Forward declaration of a typedef in C++

Question

Why won't the compiler let me forward declare a typedef?

Assuming it's impossible, what's the best practice for keeping my inclusion tree small?

Answer 1

Because to declare a type, its size needs to be known. You can forward declare a pointer to the type, or typedef a pointer to the type.

If you really want to, you can use the pimpl idiom to keep the includes down. But if you want to use a type, rather than a pointer, the compiler has to know its size.

Edit: j_random_hacker adds an important qualification to this answer, basically that the size needs to be know to use the type, but a forward declaration can be made if we only need to know the type exists, in order to create pointers or references to the type.

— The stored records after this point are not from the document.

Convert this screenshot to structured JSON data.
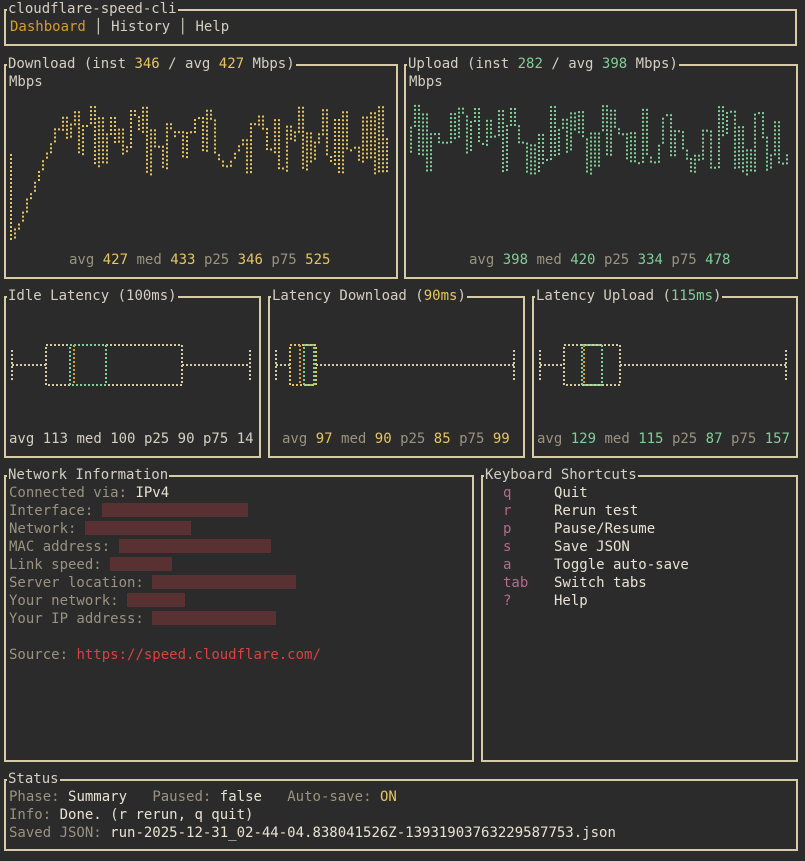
{
  "app": {
    "title": "cloudflare-speed-cli"
  },
  "tabs": [
    {
      "label": "Dashboard",
      "active": true
    },
    {
      "label": "History",
      "active": false
    },
    {
      "label": "Help",
      "active": false
    }
  ],
  "download": {
    "label": "Download",
    "inst_label": "inst",
    "inst": "346",
    "avg_label": "avg",
    "avg": "427",
    "unit": "Mbps",
    "axis_unit": "Mbps",
    "stats": {
      "avg": "427",
      "med": "433",
      "p25": "346",
      "p75": "525"
    }
  },
  "upload": {
    "label": "Upload",
    "inst_label": "inst",
    "inst": "282",
    "avg_label": "avg",
    "avg": "398",
    "unit": "Mbps",
    "axis_unit": "Mbps",
    "stats": {
      "avg": "398",
      "med": "420",
      "p25": "334",
      "p75": "478"
    }
  },
  "latency_idle": {
    "label": "Idle Latency",
    "value": "100ms",
    "stats": {
      "avg": "113",
      "med": "100",
      "p25": "90",
      "p75": "14"
    }
  },
  "latency_download": {
    "label": "Latency Download",
    "value": "90ms",
    "stats": {
      "avg": "97",
      "med": "90",
      "p25": "85",
      "p75": "99"
    }
  },
  "latency_upload": {
    "label": "Latency Upload",
    "value": "115ms",
    "stats": {
      "avg": "129",
      "med": "115",
      "p25": "87",
      "p75": "157"
    }
  },
  "stat_labels": {
    "avg": "avg",
    "med": "med",
    "p25": "p25",
    "p75": "p75"
  },
  "network": {
    "title": "Network Information",
    "connected_label": "Connected via:",
    "connected_value": "IPv4",
    "interface_label": "Interface:",
    "network_label": "Network:",
    "mac_label": "MAC address:",
    "link_label": "Link speed:",
    "server_label": "Server location:",
    "your_network_label": "Your network:",
    "ip_label": "Your IP address:",
    "source_label": "Source:",
    "source_url": "https://speed.cloudflare.com/"
  },
  "shortcuts": {
    "title": "Keyboard Shortcuts",
    "items": [
      {
        "key": "q",
        "action": "Quit"
      },
      {
        "key": "r",
        "action": "Rerun test"
      },
      {
        "key": "p",
        "action": "Pause/Resume"
      },
      {
        "key": "s",
        "action": "Save JSON"
      },
      {
        "key": "a",
        "action": "Toggle auto-save"
      },
      {
        "key": "tab",
        "action": "Switch tabs"
      },
      {
        "key": "?",
        "action": "Help"
      }
    ]
  },
  "status": {
    "title": "Status",
    "phase_label": "Phase:",
    "phase": "Summary",
    "paused_label": "Paused:",
    "paused": "false",
    "autosave_label": "Auto-save:",
    "autosave": "ON",
    "info_label": "Info:",
    "info": "Done. (r rerun, q quit)",
    "saved_label": "Saved JSON:",
    "saved": "run-2025-12-31_02-44-04.838041526Z-13931903763229587753.json"
  },
  "colors": {
    "download": "#e6c560",
    "upload": "#7fcf97",
    "median": "#d69a39",
    "border": "#d6cba6"
  }
}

Since the OP didn't show code, but complained it wouldn't compile, I assumed (probably correctly) that the OP was trying to use the type, not just refer to it.

Answer 2

You can do forward typedef. But to do

typedef A B;

you must first forward declare A:

class A;

typedef A B;

Answer 3

In C++ (but not plain C), it's perfectly legal to typedef a type twice, so long as both definitions are completely identical:

// foo.h
struct A{};
typedef A *PA;

// bar.h
struct A;  // forward declare A
typedef A *PA;
void func(PA x);

// baz.cc
#include "bar.h"
#include "foo.h"
// We've now included the definition for PA twice, but it's ok since they're the same
...
A x;
func(&x);

Answer 4

For those of you like me, who are looking to forward declare a C-style struct that was defined using typedef, in some c++ code, I have found a solution that goes as follows...

// a.h
 typedef struct _bah {
    int a;
    int b;
 } bah;

// b.h
 struct _bah;
 typedef _bah bah;

 class foo {
   foo(bah * b);
   foo(bah b);
   bah * mBah;
 };

// b.cpp
 #include "b.h"
 #include "a.h"

 foo::foo(bah * b) {
   mBah = b;
 }

 foo::foo(bah b) {
   mBah = &b;
 }